1984. A summer blessed with two months of solid sunshine in the west of Scotland. Or so it seems as I look back it through almost quarter of a century’s worth of rose tinted spectacles. But when I wasn’t outside pretending to be Robert Millar, Viv Richards, Kenny Dalglish or John McEnroe, I was in front of the TV glued to the action from Los Angeles.
The event that really had me gripped was the decathlon and the exploits of Daley Thompson, the athlete who inspired a generation of kids to batter the life out of their computer keyboards. Thompson was the world and Olympic champion, but he faced a titanic struggle with his German rival Jürgen Hingsen, eventually needing to break Hingsen’s world record to take gold. I think the fact that competition involves ten disciplines over two days, with competitors often battling with injuries, gives the decathlon a sense of narrative that is often missing from other track and field events. The fact that it was Great Britain versus Germany probably helped as well.
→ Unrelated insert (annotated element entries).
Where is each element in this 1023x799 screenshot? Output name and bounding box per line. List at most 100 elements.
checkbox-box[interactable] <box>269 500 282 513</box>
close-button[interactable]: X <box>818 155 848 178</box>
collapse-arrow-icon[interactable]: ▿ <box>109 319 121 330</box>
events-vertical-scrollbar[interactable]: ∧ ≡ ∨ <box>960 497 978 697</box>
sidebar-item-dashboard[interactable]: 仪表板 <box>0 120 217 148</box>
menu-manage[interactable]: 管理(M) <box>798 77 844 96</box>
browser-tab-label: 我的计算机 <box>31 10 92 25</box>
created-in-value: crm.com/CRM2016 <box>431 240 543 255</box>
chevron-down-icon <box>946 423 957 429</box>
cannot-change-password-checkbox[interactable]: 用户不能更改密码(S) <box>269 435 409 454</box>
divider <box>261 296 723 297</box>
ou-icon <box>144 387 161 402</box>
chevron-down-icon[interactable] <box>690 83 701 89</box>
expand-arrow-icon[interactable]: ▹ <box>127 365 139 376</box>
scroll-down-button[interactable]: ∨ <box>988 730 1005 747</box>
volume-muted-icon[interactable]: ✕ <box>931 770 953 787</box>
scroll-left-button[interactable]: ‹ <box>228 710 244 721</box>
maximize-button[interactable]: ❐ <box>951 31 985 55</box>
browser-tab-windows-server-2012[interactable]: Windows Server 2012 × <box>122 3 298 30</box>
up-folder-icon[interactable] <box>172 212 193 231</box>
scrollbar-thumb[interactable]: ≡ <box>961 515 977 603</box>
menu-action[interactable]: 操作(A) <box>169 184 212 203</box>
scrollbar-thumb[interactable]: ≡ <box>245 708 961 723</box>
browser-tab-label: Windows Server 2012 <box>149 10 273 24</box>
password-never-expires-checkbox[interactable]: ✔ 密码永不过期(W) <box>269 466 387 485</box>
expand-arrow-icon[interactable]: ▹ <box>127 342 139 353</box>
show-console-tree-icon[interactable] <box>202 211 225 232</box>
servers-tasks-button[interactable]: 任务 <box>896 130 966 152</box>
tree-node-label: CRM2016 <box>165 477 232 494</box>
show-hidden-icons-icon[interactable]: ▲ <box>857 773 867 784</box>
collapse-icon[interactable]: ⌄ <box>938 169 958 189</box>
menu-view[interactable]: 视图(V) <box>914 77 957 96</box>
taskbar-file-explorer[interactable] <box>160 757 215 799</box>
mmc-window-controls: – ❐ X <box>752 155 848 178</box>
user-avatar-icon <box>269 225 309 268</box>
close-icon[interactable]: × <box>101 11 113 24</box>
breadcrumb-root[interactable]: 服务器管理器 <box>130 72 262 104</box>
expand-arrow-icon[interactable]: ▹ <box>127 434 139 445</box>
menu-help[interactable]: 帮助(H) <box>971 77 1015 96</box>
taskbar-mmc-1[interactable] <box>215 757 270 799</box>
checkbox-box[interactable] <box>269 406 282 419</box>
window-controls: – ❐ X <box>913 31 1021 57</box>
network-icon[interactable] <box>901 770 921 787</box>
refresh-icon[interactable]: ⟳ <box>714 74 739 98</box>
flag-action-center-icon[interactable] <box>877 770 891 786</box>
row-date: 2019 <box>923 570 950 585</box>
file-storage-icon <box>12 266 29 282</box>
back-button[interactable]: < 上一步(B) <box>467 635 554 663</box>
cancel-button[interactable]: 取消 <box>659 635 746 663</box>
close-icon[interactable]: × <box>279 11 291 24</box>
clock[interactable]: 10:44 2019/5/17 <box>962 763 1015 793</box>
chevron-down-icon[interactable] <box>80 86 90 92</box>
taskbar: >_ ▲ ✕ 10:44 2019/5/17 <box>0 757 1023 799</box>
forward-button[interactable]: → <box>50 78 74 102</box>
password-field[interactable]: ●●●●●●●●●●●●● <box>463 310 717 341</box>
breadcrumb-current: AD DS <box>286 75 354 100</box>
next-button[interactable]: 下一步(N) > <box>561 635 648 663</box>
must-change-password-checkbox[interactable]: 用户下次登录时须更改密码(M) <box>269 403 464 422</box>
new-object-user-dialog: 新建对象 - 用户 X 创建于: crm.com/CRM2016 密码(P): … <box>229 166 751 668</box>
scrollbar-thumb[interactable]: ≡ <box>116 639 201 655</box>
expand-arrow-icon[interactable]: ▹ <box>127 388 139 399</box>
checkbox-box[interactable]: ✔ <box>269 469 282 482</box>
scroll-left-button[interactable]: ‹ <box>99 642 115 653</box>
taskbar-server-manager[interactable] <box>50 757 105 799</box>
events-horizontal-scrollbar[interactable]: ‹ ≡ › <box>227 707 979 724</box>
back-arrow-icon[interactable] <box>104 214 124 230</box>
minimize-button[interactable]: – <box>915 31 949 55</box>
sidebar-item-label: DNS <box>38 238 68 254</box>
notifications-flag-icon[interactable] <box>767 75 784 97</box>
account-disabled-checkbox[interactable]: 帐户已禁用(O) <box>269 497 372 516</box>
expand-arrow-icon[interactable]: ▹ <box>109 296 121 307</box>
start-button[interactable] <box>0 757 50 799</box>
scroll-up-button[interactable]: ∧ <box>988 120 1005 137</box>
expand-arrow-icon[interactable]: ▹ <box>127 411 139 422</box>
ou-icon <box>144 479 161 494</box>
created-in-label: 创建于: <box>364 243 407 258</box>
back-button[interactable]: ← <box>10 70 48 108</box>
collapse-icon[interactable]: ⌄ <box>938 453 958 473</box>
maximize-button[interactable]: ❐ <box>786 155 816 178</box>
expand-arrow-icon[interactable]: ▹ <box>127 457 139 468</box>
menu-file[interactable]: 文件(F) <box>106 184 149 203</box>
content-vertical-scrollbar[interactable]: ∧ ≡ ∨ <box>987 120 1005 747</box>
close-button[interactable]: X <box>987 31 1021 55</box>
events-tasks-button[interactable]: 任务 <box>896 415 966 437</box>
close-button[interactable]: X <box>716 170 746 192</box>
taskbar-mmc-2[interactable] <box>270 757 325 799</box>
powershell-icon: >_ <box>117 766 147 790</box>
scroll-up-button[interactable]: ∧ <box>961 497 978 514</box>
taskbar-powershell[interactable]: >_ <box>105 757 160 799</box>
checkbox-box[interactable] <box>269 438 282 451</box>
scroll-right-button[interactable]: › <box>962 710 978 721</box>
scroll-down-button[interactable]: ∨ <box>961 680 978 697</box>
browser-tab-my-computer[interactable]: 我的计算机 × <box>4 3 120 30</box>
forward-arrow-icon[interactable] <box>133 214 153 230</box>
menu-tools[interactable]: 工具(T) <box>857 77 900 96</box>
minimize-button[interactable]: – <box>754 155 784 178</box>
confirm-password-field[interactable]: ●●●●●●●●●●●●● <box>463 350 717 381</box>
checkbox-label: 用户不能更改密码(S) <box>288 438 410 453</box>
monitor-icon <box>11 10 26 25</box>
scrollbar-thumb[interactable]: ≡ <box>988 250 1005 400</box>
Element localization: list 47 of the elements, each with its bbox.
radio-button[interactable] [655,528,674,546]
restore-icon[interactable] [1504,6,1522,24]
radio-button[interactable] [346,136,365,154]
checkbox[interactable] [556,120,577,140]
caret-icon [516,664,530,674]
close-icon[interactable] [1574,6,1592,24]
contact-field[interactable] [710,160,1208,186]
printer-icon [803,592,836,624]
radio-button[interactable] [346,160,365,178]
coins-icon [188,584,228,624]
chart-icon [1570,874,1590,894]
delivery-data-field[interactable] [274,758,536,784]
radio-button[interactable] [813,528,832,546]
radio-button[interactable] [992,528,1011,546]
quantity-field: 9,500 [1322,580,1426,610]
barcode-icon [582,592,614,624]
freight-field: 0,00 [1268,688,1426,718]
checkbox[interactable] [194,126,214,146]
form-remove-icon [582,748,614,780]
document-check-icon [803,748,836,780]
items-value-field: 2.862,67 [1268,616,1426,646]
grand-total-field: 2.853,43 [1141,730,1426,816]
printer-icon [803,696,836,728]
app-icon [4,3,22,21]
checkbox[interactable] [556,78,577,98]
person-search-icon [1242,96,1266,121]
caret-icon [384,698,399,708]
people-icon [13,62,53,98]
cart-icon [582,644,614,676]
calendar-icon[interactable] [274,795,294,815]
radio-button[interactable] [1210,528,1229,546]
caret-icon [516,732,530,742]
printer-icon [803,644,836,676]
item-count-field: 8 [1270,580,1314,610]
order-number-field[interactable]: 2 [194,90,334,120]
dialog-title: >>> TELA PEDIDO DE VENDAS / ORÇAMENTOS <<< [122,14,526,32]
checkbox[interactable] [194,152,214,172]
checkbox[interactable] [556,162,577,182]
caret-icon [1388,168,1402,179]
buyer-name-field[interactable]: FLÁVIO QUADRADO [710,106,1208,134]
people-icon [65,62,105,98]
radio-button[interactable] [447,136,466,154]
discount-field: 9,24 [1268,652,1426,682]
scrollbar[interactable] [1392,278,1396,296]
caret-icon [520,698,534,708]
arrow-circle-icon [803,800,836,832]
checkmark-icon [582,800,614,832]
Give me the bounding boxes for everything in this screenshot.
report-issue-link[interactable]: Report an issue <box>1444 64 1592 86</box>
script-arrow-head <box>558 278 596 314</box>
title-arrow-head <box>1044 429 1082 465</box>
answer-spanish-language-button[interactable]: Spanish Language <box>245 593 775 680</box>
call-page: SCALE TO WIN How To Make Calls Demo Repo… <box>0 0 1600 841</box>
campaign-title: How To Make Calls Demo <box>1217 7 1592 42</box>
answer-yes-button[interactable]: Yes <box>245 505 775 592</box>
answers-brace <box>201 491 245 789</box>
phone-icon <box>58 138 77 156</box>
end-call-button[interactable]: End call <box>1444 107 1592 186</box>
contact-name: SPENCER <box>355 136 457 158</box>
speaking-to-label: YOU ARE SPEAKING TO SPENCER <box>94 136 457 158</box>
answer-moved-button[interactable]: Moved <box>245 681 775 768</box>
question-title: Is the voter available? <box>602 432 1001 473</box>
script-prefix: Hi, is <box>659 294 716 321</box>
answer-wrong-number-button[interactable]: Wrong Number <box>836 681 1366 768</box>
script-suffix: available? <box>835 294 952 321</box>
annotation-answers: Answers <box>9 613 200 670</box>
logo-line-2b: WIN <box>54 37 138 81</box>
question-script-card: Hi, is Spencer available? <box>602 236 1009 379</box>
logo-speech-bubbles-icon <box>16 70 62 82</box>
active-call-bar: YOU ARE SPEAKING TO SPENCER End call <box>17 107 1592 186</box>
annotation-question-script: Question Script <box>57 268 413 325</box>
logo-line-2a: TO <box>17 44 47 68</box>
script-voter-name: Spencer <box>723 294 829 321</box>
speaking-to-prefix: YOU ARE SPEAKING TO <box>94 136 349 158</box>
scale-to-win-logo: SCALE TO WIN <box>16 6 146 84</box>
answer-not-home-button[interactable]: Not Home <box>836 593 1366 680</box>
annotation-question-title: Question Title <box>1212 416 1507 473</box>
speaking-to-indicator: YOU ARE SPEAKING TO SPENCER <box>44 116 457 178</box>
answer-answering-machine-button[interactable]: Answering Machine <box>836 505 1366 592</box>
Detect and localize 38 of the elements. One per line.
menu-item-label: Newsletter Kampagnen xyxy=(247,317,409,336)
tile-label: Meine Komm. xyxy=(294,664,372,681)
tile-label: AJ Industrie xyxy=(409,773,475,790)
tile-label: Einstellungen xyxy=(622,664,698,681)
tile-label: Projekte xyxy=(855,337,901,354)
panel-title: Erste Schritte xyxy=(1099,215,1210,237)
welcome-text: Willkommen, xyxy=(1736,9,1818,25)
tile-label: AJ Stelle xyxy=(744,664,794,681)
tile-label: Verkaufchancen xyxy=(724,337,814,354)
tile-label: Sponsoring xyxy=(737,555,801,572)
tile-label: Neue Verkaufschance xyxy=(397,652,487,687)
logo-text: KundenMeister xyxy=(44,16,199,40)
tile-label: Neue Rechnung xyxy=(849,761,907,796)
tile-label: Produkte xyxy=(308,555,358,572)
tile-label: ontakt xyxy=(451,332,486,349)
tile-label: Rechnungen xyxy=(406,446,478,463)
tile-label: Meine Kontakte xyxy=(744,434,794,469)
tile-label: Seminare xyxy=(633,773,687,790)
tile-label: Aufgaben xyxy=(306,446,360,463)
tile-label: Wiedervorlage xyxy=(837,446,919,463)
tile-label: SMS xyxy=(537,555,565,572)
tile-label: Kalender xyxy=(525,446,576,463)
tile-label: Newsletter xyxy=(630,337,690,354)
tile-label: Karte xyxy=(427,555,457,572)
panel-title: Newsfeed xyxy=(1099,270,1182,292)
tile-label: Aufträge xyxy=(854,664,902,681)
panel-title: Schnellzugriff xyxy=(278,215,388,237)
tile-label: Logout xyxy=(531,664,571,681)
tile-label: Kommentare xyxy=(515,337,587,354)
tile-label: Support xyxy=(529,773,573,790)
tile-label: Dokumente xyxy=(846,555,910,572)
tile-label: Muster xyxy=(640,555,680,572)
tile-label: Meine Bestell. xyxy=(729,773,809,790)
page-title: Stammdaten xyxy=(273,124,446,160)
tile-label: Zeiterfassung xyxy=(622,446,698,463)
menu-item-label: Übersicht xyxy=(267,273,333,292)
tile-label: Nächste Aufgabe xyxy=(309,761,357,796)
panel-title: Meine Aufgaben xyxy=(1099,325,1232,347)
The single moment that sticks in my mind, though, happened in the women’s 3000m race. Zola Budd was the new golden girl of British athletics: a world-record breaker at only 17 who ran in bare feet. That she had been imported from South Africa, a country that was banned from international sporting competition because of apartheid, only added to the hype that surrounded her. As things turned out, the final of the 3000m was completely over-shadowed by one incident when Budd bumped into American world champion Mary Decker, sending sprawling to the ground. The home crowd turned against Budd, booing her for the remainder of the race: she eventually faded to seventh place.
Kudos to anyone that remembers who won the race without looking it up.